[Image above] Illustration of various types of zero, one, and two-dimensional boron nanomaterials, such as nanoclusters, nanowires, nanotubes, nanobelts, nanoribbons, and nanosheets. Credit: Kondo, Science and Technology of Advanced Materials (CC BY 4.0)
In the world of 2D nanomaterials, carbon nanostructures are unique in that many other advanced nanosystems are multielement compounds (e.g., hexagonal boron nitride, MXenes).
Carbon naturally forms in flat, layered structures when bonding with itself, which allows for easy development of free-standing, long-lasting sheets. In contrast, other single element systems, such as silicene (2D silicon) and phosphorene (2D phosphorous), prefer to bond in buckled or corrugated shapes, which is not conducive to stable sheet development.
What these single element systems lack in mechanical stability, however, is made up for in other ways. Boron, for example, features a unique electron-deficient nature that allows it to assume numerous complex structural configurations. As such, boron offers much greater structural mobility than carbon, which researchers expect will streamline its adaptation into different devices and applications.

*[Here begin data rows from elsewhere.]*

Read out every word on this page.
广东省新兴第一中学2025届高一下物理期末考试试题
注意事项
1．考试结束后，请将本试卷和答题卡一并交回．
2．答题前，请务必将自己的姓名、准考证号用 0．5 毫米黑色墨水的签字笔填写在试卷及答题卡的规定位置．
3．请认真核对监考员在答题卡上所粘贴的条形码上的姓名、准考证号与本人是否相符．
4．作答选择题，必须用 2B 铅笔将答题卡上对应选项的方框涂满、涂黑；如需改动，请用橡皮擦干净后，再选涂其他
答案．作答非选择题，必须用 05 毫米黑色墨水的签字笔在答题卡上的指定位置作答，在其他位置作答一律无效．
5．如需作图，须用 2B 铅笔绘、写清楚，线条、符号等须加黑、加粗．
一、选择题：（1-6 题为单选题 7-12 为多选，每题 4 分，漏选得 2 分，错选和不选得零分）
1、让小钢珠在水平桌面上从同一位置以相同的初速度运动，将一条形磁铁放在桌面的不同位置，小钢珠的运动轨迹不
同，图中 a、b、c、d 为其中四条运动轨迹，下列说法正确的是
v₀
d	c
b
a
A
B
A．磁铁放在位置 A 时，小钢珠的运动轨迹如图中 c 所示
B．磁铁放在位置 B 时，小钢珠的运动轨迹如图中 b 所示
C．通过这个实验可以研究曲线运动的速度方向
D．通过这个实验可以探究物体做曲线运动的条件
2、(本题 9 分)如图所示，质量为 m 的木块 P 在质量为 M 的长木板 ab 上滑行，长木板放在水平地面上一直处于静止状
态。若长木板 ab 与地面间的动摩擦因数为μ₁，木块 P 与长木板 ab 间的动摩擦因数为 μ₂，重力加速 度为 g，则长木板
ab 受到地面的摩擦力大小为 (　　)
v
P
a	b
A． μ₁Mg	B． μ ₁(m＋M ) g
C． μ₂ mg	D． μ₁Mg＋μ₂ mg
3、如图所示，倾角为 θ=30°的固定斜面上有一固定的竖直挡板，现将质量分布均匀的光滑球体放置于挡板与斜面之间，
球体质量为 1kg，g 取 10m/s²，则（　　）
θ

(While realizing more planar structures with boron is possible, it often leads to dangling bonds that make 2D boron prone to rapid oxidization in air. On the other hand, researchers have shown that forming lattices consisting of multiple structural configurations can lead to very stable nanomaterials.)
Like carbon nanomaterials, boron nanomaterials are typically formed through methods such as chemical vapor deposition, arc-discharge synthesis, and ball milling. However, in the past decade, computational exploration of boron nanomaterials has dominated over experimental studies, meaning such materials are still far away from commercial introduction.
In an open-access paper published last week, an international group of researchers made a new addition to the experimental literature. Led by the University of KwaZulu-Natal in South Africa, the researchers demonstrated that a technique they previously employed to synthesize molybdenum disulfide nanorods—double-pulse laser ablation—can be used to synthesize boron nanomaterials as well.
Laser ablation is a type of physical vapor deposition. In this method, a laser beam is used to vaporize (ablate) the surface of a solid target material. The resulting atoms and clusters, energized by photons in the laser pulse, form a plasma plume that expands outwards and deposits the nanoparticles on a substrate.
It is difficult to control size distribution, agglomeration, and crystal structure in the conventional laser ablation process. Fortunately, advanced laser ablation techniques, such as double-pulse laser ablation, can improve morphology control.
In the new study, the researchers used laser pulses with 1064 and 532 nm wavelengths, operating at a 10 Hz pulse repetition rate. Argon gas was used to slow expansion of the laser-ablated plume and help carry the as-formed nanomaterials to the rear of the quartz tube in which the experiment took place.
Thermodynamic conditions influenced the type of boron nanostructure that formed, with experiments conducted at 800°C, 900°C, and 1,000°C forming boron nanorods, boron nanowires, and bamboo-like boron nanotubes, respectively.
Analysis of the rod, wire, and tube morphologies revealed structures with lateral diameters between 10–100 nm and with lengths ranging from 0.2–1.5 μm. Each nanostructure exhibited improved electrical and optical properties over the source bulk boron.
The results demonstrate that “The laser ablation technique, when combined with a high temperature tube furnace, is a unique method to produce novel nanomaterials,” the researchers conclude.
The open-access paper, published in physica status solidi (a) – applications and materials science, is “High temperature laser assisted synthesis of boron nanorods, nanowires and bamboo-like nanotubes” (DOI: 10.1002/pssa.202200464).